If you or someone you know has been afflicted with social anxiety, it can be terrifying, debilitating and down-right life-changing. It’s why people look for ways to overcome it.

Big Pharma puts in our hands the “guaranteed” relief from our ailments in the form of ingestible chemicals. The problem with that is there are side effects. Medication side effects may be more horrendous than the “fix” they provide, in some cases.

After all, who really wants to deal side effects, when they are just trying to leave the house without feeling overwhelmed?

Thankfully, there are several natural ways to help overcome social anxiety. You don’t necessarily need to rely on pharmaceutically engineered remedies to be the solution. Let’s look at a few other options that are healthy, effective and some of them are even free.

Vitamins and Nutrition

While supplements aren’t actually free, you can find many natural foods rich in anxiety-reducing vitamins and minerals readily available in your grocery store. It’s a good idea to stay away from processed foods. They are filled with preservatives and go against everything natural.

Peruse the vegetable aisle and pick up some leafy greens for a salad, add in some avocado and legumes. Make sure to meet your daily vitamin and mineral requirements. You’ll be pleasantly surprised at how much better you feel with just a few simple dietary changes, like avoiding caffeine and limiting starchy carbs.

Meditation and Mindfulness

Meditation has been around for centuries and mindfulness helps you stay in the moment. The idea behind these natural strategies to help overcome social anxiety is to accept the moment. Sounds simple enough, but it actually takes a little practice to be effective.

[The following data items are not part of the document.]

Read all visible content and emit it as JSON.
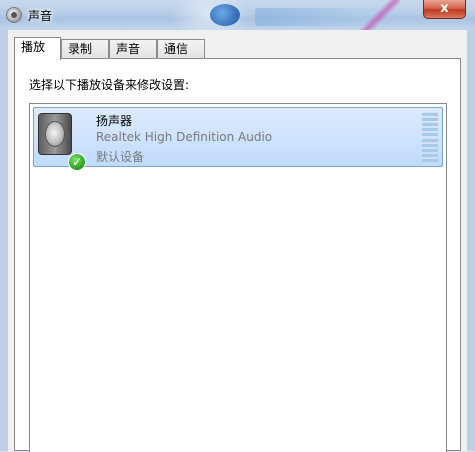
{
  "window": {
    "title": "声音",
    "close_label": "x",
    "icon": "speaker-system-icon"
  },
  "tabs": [
    {
      "label": "播放",
      "active": true
    },
    {
      "label": "录制",
      "active": false
    },
    {
      "label": "声音",
      "active": false
    },
    {
      "label": "通信",
      "active": false
    }
  ],
  "playback": {
    "instruction": "选择以下播放设备来修改设置:",
    "devices": [
      {
        "name": "扬声器",
        "driver": "Realtek High Definition Audio",
        "status": "默认设备",
        "icon": "speaker-icon",
        "badge": "default-check-icon",
        "selected": true
      }
    ]
  },
  "colors": {
    "selection": "#c1dbfc",
    "selection_border": "#7da2ce",
    "close_button": "#c0391d",
    "status_text": "#7a7a7a"
  }
}
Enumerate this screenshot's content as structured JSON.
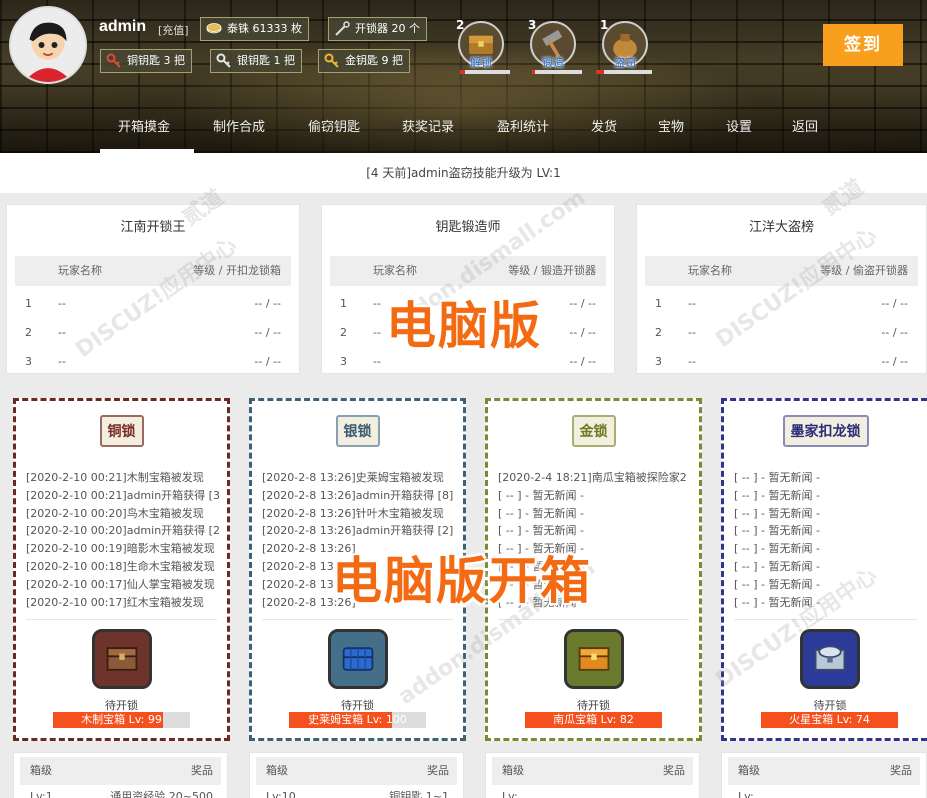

Mindfulness and meditation can help with spikes of anxiety, and you can practice mindfulness without anyone really knowing.

For example, let’s say you’re at a work Christmas party and social anxiety is really affecting you, so you stay back in the kitchen and pretty much avoid as much interaction with people as possible. You can try a mindfulness exercise, such as this one.

  1. Hold a drink in your hand.
  2. You can see the cup, feel the weight of it, focus on what’s in the cup and how full or empty it is.
  3. Now briefly smell your drink.
  4. Try to identify the different flavors or ingredients by smell first.
  5. Then enjoy a tiny sip of the drink, letting it roll all over your tongue.
  6. If you feel your mind slipping away to things or situations that make you anxious, gently pull your mind back in and focus on your drink.
  7. Accept the moment, without judgment. Accept that you may not like this moment, but it will pass. Embrace the emotions and let them go.

It takes some practice, but mindfulness exercises can be performed in just about any situation, and they will help control your heart rate, racing pulse and spinning thoughts and fears.

CBT with Exposure Therapy

Cognitive Behavioral Therapy with Exposure therapy to help overcome social anxiety is nothing new. In fact, it’s the preferred modality utilized by many licensed behavioral therapists/counselors. This type of therapy requires “couch time” and talking about the social anxiety, however it is very helpful.

The concept is two-fold. First, CBT is used to help identify negative self-talk and change thought patterns, or suggest alternative thoughts, so you aren’t confined to only the negative. CBT isn’t big on digging into the past and looking for the source or childhood trauma. CBT is more results oriented and focused on the here and now, and how we can make the here and now better.

Second, add in the component of exposure therapy and you’ve got a winning combination of therapeutic intervention to help overcome social anxiety. With exposure therapy you create a hierarchy of social anxiety triggers, deciding from least horrendous to the most hideous of situations, and slowly work up the ladder.

Your therapist isn’t going to throw you into terrifying situations and desert you. The therapists job is to give you the tools and time to develop a resistance to social situations that would cause an attack.

Support Groups

They aren’t for everyone, and especially frightening for those dealing with social anxiety, but groups are usually free and tremendously successful. The idea behind the group approach is to put you in a room with other’s who feel and often react the same way.

Although social anxiety isn’t the same for everyone, the premise is the same. Talking with your peers, getting used to the idea that everyone isn’t really evaluating you and getting verbal confirmation is where the group helps overcome social anxiety.

As you can see there are several natural ways to help overcome social anxiety. This doesn’t have to plague you or your loved one for life.

Time and dedication are the biggest factors in these natural solutions, and it may take a combination of trying and implementing few of them, but at least you are moving forward and not letting your social anxiety win!